Pro-Life Investigators Charged With 15 Felonies in California

The undercover investigators behind the infamous Planned Parenthood tapes have been charged with 15 felony counts in the state of California stemming from their shocking expose. David Daleiden and Sandra Merritt of the Center for Medical Progress are being charged with filming 14 Californians without their permission – one felony count each – and for carrying out a “criminal conspiracy to invade privacy.”

“The right to privacy is a cornerstone of California’s Constitution, and a right that is foundational in a free democratic society,” said state Attorney General Xavier Becerra. “We will not tolerate the criminal recording of confidential conversations.”

The prosecution was praised by Planned Parenthood officials. Mary Alice Carter, a spokesperson for the abortionists, released a statement that said it was a victory for women and everyone in the healthcare industry.

“As we have said from the beginning, and as more than a dozen different state investigations have made clear: Planned Parenthood has done nothing wrong, and the only people who broke the law are those behind the fraudulent tapes,” Carter said. “The California attorney general filing criminal charges sends a clear message that you cannot target women and you cannot target health care providers without consequences.
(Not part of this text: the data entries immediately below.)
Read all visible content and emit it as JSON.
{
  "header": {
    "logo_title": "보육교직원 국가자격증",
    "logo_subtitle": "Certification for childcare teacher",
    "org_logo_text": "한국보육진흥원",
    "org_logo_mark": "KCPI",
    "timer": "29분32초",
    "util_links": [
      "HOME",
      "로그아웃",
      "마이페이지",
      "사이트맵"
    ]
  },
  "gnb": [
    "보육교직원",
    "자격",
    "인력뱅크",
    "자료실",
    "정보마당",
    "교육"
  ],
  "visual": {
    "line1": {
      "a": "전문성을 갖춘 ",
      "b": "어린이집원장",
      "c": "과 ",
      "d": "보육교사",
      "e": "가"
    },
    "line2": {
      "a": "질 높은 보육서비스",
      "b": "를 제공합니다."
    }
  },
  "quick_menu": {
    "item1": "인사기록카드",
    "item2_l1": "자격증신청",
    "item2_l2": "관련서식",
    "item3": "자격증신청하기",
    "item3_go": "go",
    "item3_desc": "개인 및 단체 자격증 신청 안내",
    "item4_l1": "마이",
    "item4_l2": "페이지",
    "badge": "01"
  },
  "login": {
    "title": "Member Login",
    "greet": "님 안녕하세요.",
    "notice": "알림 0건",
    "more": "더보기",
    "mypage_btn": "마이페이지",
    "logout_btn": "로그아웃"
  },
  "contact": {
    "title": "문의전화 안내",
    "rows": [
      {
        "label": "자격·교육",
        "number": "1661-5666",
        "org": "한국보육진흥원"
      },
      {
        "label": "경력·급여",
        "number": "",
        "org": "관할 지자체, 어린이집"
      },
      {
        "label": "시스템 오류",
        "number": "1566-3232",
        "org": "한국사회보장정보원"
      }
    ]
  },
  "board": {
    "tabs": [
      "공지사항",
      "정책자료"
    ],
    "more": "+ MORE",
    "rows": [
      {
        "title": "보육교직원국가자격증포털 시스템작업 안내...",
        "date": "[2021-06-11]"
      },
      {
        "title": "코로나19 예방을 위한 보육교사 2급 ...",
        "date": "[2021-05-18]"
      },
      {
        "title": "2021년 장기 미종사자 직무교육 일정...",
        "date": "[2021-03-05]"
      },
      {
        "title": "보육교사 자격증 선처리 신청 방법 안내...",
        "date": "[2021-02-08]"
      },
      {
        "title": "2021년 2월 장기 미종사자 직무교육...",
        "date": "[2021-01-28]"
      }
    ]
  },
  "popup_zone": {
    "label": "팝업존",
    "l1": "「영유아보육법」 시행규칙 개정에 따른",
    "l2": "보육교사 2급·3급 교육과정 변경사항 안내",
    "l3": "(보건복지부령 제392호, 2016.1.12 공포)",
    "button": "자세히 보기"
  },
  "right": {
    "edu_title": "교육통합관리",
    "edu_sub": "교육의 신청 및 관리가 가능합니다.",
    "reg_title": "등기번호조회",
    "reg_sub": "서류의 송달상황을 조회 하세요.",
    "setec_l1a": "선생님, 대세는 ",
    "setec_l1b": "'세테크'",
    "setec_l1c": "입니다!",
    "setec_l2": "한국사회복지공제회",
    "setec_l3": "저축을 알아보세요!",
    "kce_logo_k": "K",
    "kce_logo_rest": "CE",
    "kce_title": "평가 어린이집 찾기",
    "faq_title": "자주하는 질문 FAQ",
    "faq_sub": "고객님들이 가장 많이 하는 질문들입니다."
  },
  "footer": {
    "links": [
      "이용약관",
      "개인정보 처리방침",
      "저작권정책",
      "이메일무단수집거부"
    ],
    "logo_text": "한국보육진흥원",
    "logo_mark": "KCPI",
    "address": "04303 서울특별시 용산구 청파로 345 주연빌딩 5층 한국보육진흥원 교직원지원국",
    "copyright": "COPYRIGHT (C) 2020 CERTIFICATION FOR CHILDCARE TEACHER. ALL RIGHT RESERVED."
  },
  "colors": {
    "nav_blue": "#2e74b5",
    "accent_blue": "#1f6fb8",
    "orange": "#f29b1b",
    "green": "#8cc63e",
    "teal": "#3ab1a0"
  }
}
We look forward to justice being served.”

In a statement of his own, Daleiden said the prosecution was unjust and politically-motivated.
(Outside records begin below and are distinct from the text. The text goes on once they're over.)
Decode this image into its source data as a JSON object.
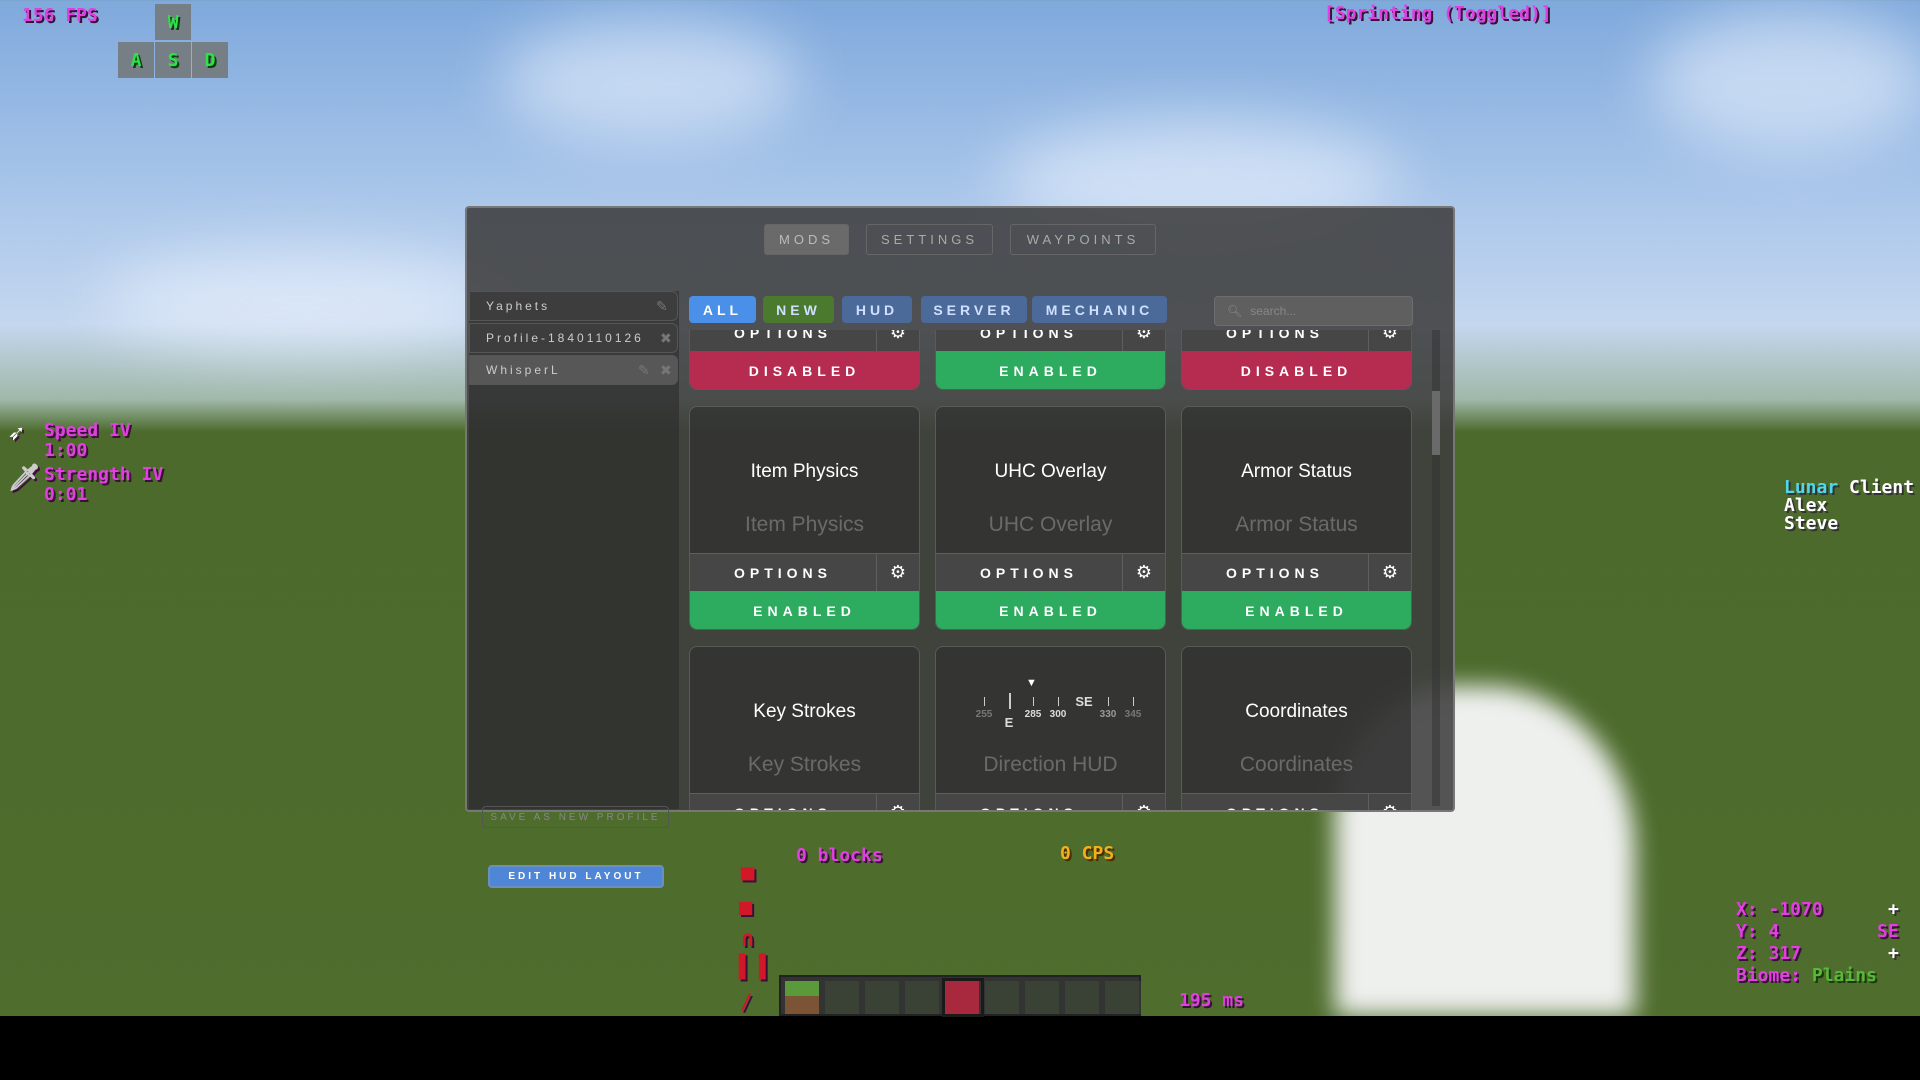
{
  "hud": {
    "fps": "156 FPS",
    "keys": [
      "W",
      "A",
      "S",
      "D"
    ],
    "sprint": "[Sprinting (Toggled)]",
    "effects": [
      {
        "name": "Speed IV",
        "time": "1:00",
        "icon": "speed-icon"
      },
      {
        "name": "Strength IV",
        "time": "0:01",
        "icon": "sword-icon"
      }
    ],
    "scoreboard": {
      "brand1": "Lunar",
      "brand2": "Client",
      "lines": [
        "Alex",
        "Steve"
      ]
    },
    "blocks": "0 blocks",
    "cps": "0 CPS",
    "ping": "195 ms",
    "coords": {
      "x": "X: -1070",
      "y": "Y: 4",
      "z": "Z: 317",
      "biome_label": "Biome:",
      "biome": "Plains",
      "dir1": "+",
      "dir2": "SE",
      "dir3": "+"
    },
    "hotbar": {
      "selected_slot": 4,
      "slots": 9
    }
  },
  "menu": {
    "tabs": [
      {
        "label": "MODS",
        "active": true
      },
      {
        "label": "SETTINGS"
      },
      {
        "label": "WAYPOINTS"
      }
    ],
    "profiles": [
      {
        "name": "Yaphets"
      },
      {
        "name": "Profile-1840110126"
      },
      {
        "name": "WhisperL",
        "active": true
      }
    ],
    "save_profile": "SAVE AS NEW PROFILE",
    "edit_hud": "EDIT HUD LAYOUT",
    "filters": [
      {
        "label": "ALL",
        "color": "#4a8fe8",
        "active": true
      },
      {
        "label": "NEW",
        "color": "#4b7a2e"
      },
      {
        "label": "HUD",
        "color": "#4b6a9a"
      },
      {
        "label": "SERVER",
        "color": "#4b6a9a"
      },
      {
        "label": "MECHANIC",
        "color": "#4b6a9a"
      }
    ],
    "search_placeholder": "search...",
    "options_label": "OPTIONS",
    "colors": {
      "enabled": "#2dab5f",
      "disabled": "#b52c50"
    },
    "mods": [
      {
        "title": "",
        "subtitle": "",
        "status": "DISABLED"
      },
      {
        "title": "",
        "subtitle": "",
        "status": "ENABLED"
      },
      {
        "title": "",
        "subtitle": "",
        "status": "DISABLED"
      },
      {
        "title": "Item Physics",
        "subtitle": "Item Physics",
        "status": "ENABLED"
      },
      {
        "title": "UHC Overlay",
        "subtitle": "UHC Overlay",
        "status": "ENABLED"
      },
      {
        "title": "Armor Status",
        "subtitle": "Armor Status",
        "status": "ENABLED"
      },
      {
        "title": "Key Strokes",
        "subtitle": "Key Strokes",
        "status": ""
      },
      {
        "title": "",
        "subtitle": "Direction HUD",
        "status": "",
        "compass": {
          "ticks": [
            "255",
            "E",
            "285",
            "300",
            "SE",
            "330",
            "345"
          ]
        }
      },
      {
        "title": "Coordinates",
        "subtitle": "Coordinates",
        "status": ""
      }
    ]
  }
}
“The bogus charges from Planned Parenthood’s political cronies are fake news,” he said. “They tried the same collusion with corrupt officials in Houston, Texas, and failed: Both the charges and the DA were thrown out. The public knows the real criminals are Planned Parenthood and their business partners like StemExpress and DV Biologics – currently being prosecuted in California – who have harvested and sold aborted baby body parts for years in direct violation of state and federal law.”

The charges against CMP are fairly straightforward, though, and state prosecutors don’t generally bring charges they can’t prove. It may well be that Daleiden and Merritt violated the law, and if they did, it’s hard to characterize the charges as “bogus” or “fake news.”
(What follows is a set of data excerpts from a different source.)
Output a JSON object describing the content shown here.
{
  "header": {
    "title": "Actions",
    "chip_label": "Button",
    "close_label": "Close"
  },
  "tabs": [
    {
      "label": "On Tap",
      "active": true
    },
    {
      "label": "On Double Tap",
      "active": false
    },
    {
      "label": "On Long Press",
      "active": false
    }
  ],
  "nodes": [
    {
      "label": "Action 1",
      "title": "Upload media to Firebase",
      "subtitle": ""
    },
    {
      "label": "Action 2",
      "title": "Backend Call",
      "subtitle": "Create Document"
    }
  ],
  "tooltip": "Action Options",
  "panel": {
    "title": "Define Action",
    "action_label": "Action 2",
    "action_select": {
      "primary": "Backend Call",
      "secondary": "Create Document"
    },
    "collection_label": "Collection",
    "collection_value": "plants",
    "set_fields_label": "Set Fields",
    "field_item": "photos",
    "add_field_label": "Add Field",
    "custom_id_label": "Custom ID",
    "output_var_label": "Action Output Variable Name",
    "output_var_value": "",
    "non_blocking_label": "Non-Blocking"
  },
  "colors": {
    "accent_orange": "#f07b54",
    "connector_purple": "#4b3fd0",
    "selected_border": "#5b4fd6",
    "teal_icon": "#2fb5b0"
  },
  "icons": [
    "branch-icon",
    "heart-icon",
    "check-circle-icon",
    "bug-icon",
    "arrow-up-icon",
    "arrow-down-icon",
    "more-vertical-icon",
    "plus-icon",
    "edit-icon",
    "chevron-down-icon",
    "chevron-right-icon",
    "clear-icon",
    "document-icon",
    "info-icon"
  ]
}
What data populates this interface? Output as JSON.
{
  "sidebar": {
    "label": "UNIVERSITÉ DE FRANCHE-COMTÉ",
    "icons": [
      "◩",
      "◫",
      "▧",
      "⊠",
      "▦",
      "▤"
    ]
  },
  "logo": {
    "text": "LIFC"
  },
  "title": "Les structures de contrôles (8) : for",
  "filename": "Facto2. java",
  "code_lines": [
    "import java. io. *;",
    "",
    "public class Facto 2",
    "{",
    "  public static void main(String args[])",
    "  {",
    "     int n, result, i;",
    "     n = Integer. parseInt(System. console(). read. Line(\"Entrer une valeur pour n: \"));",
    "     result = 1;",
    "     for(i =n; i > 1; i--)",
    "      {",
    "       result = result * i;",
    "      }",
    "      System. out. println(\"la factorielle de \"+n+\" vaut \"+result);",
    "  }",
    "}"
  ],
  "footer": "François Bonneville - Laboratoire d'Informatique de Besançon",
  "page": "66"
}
That said, even if they did break the law, they did so for a purpose greater than themselves. Maybe that won’t get them off the hook when the case goes before a jury, but you can be legally wrong and morally right at the same time. When the law says that recording a person without their permission is a felony but profiting off aborted babies is perfectly fine, then perhaps the law is not the ultimate authority. We don’t encourage anyone to break it, but when the meaning of justice has become this perverted, we can’t condemn it too harshly either.